The following is an essay/meditation composed for my sister project, Pneuma. You can visit its website and access its podcast at pneumameditations.com
Hello all, and welcome to this episode of Pneuma. I am, as always, your humble host and devoted friend, Daniel Finneran, and I’m glad that you’ve decided to join me today.
The name Machiavelli is one against which, almost immediately upon its being uttered, every good, decent, moral, and upright person cannot but reflexively bristle. Whenever given voice, it causes the hairs on one’s body to stand at their ends, and the spine upholding them to grow cold and stiffen. It elicits, at best, an unflattering image of the person with whom that damnable name might be associated. At worst, it brings to mind the very lowest, most contemptible, underhanded, scheming, and depraved type of human being that could ever soil the unblemished reputation of a species raised by the hand, inspired by the breath, and made in the image of a flawless, loving God.
Since the death of Niccolò Machiavelli in the year 1527, the great Italian philosopher of princes and republics by whom ancient Rome, in all its grandeur, was revivified and the city of Florence, despite all its unrest, extolled, the name Machiavelli has become synonymous with duplicity, connivance, immorality, evil, avarice, political mischief, personal depravity, and unscrupulousness on a huge, almost immeasurable scale. In polite and refined society, to be accused of Machiavellianism is to be accused of an unpardonable sin. It’s to be accused of a shocking offense against humanity, and to reveal, if found true, a massive gap in one’s character into which no amount of compensatory good qualities can be shoveled.
This, in so many words, is the rather bleak, unfavorable, and yet, as I’ll soon make clear, unfair picture of Machiavelli that we’ve received from our school teachers, those wholesome, well-intentioned purveyors of knowledge and good conduct from whose limpid fountains of wisdom we absorbed so many edifying lessons and important historical facts. Yet, here, upon our last drinking, we were led somewhat astray. Niccolò Machiavelli (the man, not the cheap caricature into which he’s been morphed), was much more complex, humane, moral, and decent than the simple, uncomplimentary epithet of Machiavellian, to which he’s been so violently reduced.
While we remember Machiavelli, above all, for his oft-misrepresented political views, he was as incisive a student of human nature as any who came before or after. He was, along with being an accomplished dramatist and political and military theorist, an impressively keen psychologist of the first order. He probed deeply into the clouded, darkened soul of man, at whose rather unappealing contents, he was totally unafraid to shine his light and look. His fearless examination of human nature provides us an insight on which, at this point and for the remainder of today’s episode, I want to expand.

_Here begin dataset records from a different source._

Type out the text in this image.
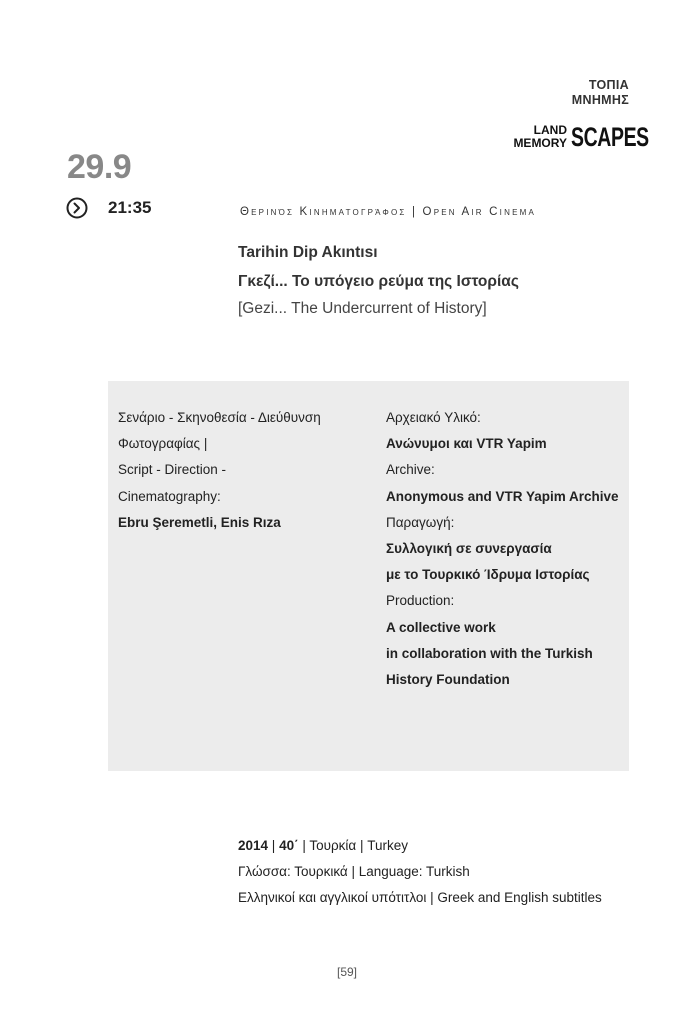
ΤΟΠΙΑ
ΜΝΗΜΗΣ
LAND
MEMORY SCAPES
29.9
21:35	Θερινός Κινηματογράφος | Open Air Cinema
Tarihin Dip Akıntısı
Γκεζί... Το υπόγειο ρεύμα της Ιστορίας
[Gezi... The Undercurrent of History]
Σενάριο - Σκηνοθεσία - Διεύθυνση
Φωτογραφίας |
Script - Direction -
Cinematography:
Ebru Şeremetli, Enis Rıza
Αρχειακό Υλικό:
Ανώνυμοι και VTR Yapim
Archive:
Anonymous and VTR Yapim Archive
Παραγωγή:
Συλλογική σε συνεργασία
με το Τουρκικό Ίδρυμα Ιστορίας
Production:
A collective work
in collaboration with the Turkish
History Foundation
2014 | 40΄ | Τουρκία | Turkey
Γλώσσα: Τουρκικά | Language: Turkish
Ελληνικοί και αγγλικοί υπότιτλοι | Greek and English subtitles
[59]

In the Preface to Book II of his Discourses on Livy, a work less famous than and, in my opinion, refreshingly contrary in tone to the more widely-read The Prince, Machiavelli says the following:
“Human appetites are insatiable. We are endowed by nature with the power and will to desire everything, and by fortune with the ability to obtain little of it. The result is a continuous discontent in the minds of men and a dissatisfaction with the things they possess; this causes them to condemn present times, to praise the past, and to long for the future, even though they do so without any reasonable motive”.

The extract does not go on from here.